Poland’s onshore and offshore wind power industry
Also, the development potential of the Offshore Wind Energy Program depends on changes in Polish law. Participants in the debate estimated that maximizing the potential of the Baltic depends on speeding up investment procedures. All in all, this involves nearly 30 laws that should be modified so that the investment process in the Polish offshore can proceed at a faster pace and the offshore wind power industry can reach the global level.
“The Polish market is very attractive, but it also has its challenges. It should be noted that there are still barriers that can reduce this attractiveness,” explains Alicja Chilinska-Zawadzka. – “The outlays Poland has to incur to adapt the grid to the needs of the new energy industry are about 40 billion zlotys. This shows the magnitude of the challenge our country faces to ensure that the grid can accommodate RES and distribute energy to the right places.”
It was emphasized that RES are a guarantee of making the Polish electricity system independent of imported fossil fuels, and the OWE program is an investment of 250 billion zlotys. The speakers noted that the sectoral agreement for the development of Poland’s OWE, signed two years ago, states that employment in the sector will be reached at 60,000. people in the perspective of several years.

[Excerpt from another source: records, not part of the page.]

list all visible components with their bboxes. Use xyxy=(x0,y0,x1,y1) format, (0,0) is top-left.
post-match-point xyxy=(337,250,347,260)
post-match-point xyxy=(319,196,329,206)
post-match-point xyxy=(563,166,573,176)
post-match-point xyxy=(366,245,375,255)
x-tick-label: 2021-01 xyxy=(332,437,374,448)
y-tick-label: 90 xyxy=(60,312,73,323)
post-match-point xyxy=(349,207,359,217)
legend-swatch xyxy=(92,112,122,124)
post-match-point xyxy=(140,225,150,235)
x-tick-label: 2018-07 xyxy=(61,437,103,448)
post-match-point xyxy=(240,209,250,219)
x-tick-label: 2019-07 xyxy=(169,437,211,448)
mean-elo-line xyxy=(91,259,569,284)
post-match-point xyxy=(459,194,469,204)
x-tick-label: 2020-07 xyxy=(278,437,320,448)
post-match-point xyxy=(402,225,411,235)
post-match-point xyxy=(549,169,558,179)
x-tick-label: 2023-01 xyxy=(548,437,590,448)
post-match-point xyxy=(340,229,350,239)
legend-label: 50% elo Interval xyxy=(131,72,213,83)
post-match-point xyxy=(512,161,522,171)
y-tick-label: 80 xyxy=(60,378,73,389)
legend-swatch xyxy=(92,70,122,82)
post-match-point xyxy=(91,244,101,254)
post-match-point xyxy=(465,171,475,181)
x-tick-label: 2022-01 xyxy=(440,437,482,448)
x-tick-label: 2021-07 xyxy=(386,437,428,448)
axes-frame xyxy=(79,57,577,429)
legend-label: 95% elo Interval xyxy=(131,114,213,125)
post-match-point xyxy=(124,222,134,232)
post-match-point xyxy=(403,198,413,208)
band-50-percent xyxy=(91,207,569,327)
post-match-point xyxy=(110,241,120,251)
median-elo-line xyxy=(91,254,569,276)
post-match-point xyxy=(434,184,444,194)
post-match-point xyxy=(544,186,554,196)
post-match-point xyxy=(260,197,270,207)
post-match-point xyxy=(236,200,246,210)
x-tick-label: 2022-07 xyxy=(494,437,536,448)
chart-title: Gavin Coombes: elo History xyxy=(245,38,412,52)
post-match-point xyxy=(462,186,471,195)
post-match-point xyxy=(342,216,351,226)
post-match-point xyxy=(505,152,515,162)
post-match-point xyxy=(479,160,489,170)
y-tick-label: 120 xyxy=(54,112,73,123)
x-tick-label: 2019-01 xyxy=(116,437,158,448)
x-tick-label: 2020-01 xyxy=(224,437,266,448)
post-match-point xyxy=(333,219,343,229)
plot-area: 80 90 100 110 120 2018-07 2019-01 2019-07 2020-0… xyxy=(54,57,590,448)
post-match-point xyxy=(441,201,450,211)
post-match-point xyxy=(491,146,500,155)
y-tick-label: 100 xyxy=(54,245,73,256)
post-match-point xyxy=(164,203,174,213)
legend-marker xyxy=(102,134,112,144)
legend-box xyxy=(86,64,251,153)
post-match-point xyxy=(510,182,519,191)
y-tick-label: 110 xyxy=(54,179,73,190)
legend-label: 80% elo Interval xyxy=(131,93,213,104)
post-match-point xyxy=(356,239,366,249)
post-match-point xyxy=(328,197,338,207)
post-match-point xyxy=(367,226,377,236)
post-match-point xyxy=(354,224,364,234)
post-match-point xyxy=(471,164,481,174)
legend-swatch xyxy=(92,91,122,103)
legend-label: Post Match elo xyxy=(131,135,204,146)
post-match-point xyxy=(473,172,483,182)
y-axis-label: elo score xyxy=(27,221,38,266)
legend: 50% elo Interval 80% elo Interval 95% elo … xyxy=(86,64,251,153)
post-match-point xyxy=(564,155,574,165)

It is important to provide investors with a stable regulatory environment
“The responsibility lies not only with secondary, vocational or higher education training centers, but also, and perhaps most importantly, with investors who need to be involved in the process,” explains Alicja Chilińska-Zawadzka. – “As EDF Renewables, we are conducting, together with the Mine Restructuring Company, under the auspices of the Secretary of State at the Ministry of State Assets, Marek Wesoly, a training program for employees leaving Silesian mines. In this and many other ways, we want to take part in achieving the strategic goals enshrined in the Sectoral Agreement. This is our joint responsibility and our joint daily work and vision, which cannot be limited to building an energy source and selling it.”
According to experts, Poland’s offshore wind power industry should develop through dialogue with both subcontractors and local communities and labor unions (such as fishermen or tourism workers). Each party should actively participate in the implementation work, and the process itself should take into account their expectations.
“Offshore development will be a race to deliver technology and infrastructure elements on time and at a price that is in line with the assumptions of the prepared cost estimates. We must remember that in recent years offshore wind energy has been the domain not only of Poland, but also of many countries in the North and Baltic Sea basins. As a result, the market is and will continue to become increasingly competitive, especially in the area of obtaining deliveries on schedule and on cost.
Therefore, the position in the supply market will be crucial for the timely completion of these investments. Our ambition is to support Polish partners in the implementation of projects based on offshore wind energy. We want to share our experience in building offshore wind farms, our knowledge of how to build strong local content, as well as our global position giving us an advantage in the supply market.” – concludes the CEO of EDF Renewables in Poland.